Tulum is the most emblematic site of the coast of Quintana Roo, due to its privileged location and the excellent conservation of its buildings and mural paintings. It is well known for its wall, which delimits the main set by its north, south and west sides, since the eastern sector looks to the Caribbean Sea; It has five entrances and two watchtowers.
The site is presided by El Castillo, the highest basement in Tulum, which preserves a temple with three entrances decorated with serpentine columns and two zoomorphic masks at the corners. In front of the Castle there is a platform for dances and to the southwest is the Temple of the Initial Series, where the earliest documented date was found in Tulum: 564 AD.

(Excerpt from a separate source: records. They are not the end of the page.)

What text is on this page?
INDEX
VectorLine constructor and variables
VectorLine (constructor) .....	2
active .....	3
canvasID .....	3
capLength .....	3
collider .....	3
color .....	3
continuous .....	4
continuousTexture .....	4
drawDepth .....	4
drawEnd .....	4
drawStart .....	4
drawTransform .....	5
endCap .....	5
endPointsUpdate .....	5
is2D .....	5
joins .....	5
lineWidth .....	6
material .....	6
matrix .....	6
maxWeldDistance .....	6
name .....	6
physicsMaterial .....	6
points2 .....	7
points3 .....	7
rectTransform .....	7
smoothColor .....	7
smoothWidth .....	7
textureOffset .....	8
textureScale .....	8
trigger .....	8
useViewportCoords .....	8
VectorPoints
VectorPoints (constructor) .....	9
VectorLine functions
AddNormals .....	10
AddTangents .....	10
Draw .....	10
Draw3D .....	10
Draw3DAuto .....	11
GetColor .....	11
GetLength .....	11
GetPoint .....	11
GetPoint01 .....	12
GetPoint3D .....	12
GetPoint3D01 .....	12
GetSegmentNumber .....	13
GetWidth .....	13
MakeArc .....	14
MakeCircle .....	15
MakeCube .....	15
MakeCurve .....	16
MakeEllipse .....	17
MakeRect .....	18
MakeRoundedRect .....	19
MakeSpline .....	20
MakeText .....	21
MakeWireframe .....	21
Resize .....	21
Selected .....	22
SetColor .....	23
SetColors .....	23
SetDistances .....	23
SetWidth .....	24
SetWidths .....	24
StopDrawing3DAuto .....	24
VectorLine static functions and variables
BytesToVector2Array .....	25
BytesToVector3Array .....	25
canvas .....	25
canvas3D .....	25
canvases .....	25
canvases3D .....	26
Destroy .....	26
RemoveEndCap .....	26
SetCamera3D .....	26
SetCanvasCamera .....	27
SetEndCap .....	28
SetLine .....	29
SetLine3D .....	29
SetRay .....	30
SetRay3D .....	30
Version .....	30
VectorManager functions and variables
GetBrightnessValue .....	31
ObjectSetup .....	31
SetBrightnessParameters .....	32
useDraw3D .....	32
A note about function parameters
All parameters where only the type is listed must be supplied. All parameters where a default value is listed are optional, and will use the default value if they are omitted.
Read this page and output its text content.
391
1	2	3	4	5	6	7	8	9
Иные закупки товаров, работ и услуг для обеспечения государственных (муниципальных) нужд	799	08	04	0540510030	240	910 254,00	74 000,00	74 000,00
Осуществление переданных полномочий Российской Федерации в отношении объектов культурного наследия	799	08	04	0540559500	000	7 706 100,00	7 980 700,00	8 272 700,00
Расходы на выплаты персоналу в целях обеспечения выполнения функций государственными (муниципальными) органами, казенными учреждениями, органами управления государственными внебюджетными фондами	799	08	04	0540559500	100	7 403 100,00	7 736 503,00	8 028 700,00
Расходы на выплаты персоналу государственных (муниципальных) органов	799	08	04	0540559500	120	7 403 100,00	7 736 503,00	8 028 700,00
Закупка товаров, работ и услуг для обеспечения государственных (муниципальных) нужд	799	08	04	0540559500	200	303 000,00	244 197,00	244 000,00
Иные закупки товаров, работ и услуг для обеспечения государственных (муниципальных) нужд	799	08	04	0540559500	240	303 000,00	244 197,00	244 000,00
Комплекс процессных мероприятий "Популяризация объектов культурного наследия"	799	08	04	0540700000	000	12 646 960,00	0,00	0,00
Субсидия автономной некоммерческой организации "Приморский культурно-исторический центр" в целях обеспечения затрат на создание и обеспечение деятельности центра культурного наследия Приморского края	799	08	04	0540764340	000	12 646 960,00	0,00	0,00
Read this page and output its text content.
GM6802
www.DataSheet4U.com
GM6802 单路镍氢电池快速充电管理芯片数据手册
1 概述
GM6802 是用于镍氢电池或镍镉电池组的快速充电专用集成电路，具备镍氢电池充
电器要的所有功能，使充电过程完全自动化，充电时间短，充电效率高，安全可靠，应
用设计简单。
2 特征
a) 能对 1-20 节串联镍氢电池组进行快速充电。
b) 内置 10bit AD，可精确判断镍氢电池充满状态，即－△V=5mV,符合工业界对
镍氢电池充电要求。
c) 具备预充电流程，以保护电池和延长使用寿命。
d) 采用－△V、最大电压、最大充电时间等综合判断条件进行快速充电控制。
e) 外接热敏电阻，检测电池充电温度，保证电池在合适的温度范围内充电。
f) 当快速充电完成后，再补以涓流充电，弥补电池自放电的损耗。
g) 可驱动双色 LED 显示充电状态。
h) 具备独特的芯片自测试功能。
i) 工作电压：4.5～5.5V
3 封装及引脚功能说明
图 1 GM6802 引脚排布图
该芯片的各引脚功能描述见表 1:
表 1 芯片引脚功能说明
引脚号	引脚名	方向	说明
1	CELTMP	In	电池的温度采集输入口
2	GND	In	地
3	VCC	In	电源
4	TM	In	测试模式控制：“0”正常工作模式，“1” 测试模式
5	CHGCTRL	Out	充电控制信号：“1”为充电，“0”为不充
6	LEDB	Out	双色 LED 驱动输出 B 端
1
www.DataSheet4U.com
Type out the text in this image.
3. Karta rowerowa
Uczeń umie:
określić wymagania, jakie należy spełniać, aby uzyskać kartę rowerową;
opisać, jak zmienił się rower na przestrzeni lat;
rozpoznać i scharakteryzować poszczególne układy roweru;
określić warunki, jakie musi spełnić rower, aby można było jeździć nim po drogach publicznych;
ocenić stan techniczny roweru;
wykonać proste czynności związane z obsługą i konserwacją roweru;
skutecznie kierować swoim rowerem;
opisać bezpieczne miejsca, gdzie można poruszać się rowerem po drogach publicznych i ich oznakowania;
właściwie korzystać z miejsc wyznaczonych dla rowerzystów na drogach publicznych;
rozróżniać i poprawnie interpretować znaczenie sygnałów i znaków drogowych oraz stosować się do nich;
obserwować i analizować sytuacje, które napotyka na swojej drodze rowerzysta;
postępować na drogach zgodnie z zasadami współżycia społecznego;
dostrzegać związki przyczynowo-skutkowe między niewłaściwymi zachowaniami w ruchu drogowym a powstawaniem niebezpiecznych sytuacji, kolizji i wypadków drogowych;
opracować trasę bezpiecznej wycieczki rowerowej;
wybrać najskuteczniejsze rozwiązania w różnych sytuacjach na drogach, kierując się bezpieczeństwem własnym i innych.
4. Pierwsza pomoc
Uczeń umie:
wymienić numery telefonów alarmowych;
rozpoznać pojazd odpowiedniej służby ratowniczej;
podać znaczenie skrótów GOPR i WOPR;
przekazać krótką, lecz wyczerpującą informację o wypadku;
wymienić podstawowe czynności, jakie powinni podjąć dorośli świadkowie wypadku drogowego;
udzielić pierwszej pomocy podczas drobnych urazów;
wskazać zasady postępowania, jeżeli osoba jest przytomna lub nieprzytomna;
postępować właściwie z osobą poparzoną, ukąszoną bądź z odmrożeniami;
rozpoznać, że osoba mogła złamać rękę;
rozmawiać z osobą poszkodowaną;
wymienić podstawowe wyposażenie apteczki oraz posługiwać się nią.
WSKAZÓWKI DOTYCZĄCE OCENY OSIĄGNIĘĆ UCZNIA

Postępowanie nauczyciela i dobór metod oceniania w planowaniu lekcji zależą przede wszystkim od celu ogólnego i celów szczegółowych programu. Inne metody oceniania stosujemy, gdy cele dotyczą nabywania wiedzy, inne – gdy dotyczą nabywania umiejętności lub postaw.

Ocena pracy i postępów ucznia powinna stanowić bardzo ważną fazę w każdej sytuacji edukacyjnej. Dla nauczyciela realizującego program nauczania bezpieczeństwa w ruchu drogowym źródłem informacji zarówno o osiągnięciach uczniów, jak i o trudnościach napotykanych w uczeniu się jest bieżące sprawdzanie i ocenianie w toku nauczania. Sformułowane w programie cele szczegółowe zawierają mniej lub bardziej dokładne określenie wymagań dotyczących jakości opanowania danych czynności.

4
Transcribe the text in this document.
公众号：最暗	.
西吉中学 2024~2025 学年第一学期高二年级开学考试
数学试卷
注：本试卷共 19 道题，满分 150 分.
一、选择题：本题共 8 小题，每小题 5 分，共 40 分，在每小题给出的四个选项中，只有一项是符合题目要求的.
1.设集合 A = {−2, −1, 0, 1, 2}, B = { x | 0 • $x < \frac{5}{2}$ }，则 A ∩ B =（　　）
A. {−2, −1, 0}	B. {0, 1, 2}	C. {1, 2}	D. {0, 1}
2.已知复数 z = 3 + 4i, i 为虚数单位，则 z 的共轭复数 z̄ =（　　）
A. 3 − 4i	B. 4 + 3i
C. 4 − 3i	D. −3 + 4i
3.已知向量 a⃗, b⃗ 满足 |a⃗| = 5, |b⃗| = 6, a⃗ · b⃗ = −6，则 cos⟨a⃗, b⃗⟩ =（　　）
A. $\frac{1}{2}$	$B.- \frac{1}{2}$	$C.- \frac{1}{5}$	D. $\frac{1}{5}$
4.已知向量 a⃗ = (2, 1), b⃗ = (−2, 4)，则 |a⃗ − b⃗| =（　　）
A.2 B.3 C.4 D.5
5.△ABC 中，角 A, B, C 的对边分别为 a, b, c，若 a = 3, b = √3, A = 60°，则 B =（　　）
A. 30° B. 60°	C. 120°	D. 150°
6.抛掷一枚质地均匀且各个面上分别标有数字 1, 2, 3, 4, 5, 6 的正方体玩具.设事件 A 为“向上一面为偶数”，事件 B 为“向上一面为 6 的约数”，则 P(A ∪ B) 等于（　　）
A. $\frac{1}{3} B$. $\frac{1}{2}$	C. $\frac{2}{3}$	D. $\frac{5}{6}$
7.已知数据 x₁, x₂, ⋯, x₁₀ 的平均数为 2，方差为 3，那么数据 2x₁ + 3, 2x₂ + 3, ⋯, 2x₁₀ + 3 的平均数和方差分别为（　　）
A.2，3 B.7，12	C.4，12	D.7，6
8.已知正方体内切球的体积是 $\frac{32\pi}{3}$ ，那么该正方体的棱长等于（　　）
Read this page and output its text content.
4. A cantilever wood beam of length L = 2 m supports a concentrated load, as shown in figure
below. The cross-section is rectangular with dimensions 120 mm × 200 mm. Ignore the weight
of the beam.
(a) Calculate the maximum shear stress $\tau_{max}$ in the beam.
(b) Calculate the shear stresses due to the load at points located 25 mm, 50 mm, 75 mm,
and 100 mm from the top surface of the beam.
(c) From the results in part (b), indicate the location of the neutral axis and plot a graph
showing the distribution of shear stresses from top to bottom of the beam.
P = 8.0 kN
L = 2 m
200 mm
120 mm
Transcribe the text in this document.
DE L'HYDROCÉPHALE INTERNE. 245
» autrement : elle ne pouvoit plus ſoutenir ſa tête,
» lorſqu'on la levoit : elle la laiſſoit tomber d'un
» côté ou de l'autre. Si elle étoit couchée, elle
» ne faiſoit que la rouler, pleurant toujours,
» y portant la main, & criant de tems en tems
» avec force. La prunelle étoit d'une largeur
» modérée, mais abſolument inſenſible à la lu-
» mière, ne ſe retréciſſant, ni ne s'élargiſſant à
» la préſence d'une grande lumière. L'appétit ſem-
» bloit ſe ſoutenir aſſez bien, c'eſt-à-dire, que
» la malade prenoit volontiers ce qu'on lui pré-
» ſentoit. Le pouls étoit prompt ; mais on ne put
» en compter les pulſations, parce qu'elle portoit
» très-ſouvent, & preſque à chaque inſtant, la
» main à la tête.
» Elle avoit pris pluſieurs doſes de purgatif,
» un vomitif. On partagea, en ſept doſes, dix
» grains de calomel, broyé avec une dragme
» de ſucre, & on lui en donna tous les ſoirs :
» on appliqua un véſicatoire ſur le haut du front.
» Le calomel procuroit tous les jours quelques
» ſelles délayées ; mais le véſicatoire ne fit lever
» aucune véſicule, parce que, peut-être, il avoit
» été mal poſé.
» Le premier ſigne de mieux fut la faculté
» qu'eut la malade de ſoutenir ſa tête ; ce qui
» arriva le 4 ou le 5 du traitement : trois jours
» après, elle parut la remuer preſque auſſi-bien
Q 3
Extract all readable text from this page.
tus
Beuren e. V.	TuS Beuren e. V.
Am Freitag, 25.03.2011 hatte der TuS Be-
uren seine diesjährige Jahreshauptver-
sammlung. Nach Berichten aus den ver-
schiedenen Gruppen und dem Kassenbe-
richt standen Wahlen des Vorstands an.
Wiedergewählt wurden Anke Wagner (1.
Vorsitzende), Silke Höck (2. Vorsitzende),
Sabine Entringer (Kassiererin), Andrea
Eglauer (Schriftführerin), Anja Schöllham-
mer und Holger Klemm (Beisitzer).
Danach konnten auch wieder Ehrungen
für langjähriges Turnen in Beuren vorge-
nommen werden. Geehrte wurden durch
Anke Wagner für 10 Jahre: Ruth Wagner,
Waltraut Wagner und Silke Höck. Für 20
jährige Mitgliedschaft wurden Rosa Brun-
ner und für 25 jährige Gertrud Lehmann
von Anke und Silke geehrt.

To the north is the Temple of the Descending God, with a small basement on which a building decorated with the image of that deity, the main iconographic element of the city, was built. Facing this set is the main road, with several buildings; the most important is the Temple of the Frescoes, whose mural paintings portray a series of supernatural beings residing in the Underworld, which constitute one of the most important testimonies of prehispanic Mayan mural painting. Continuing along the road you can see the palaces known as the House of Columns and the House of the Halach Uinik.
In the northeast access, the House of the Cenote, documents the importance that the Mayans gave to the aquatic cult linked to the cenotes, and near there is the Temple of the God of the Wind, named for its circular base, related to Kukulcán, god of the winds.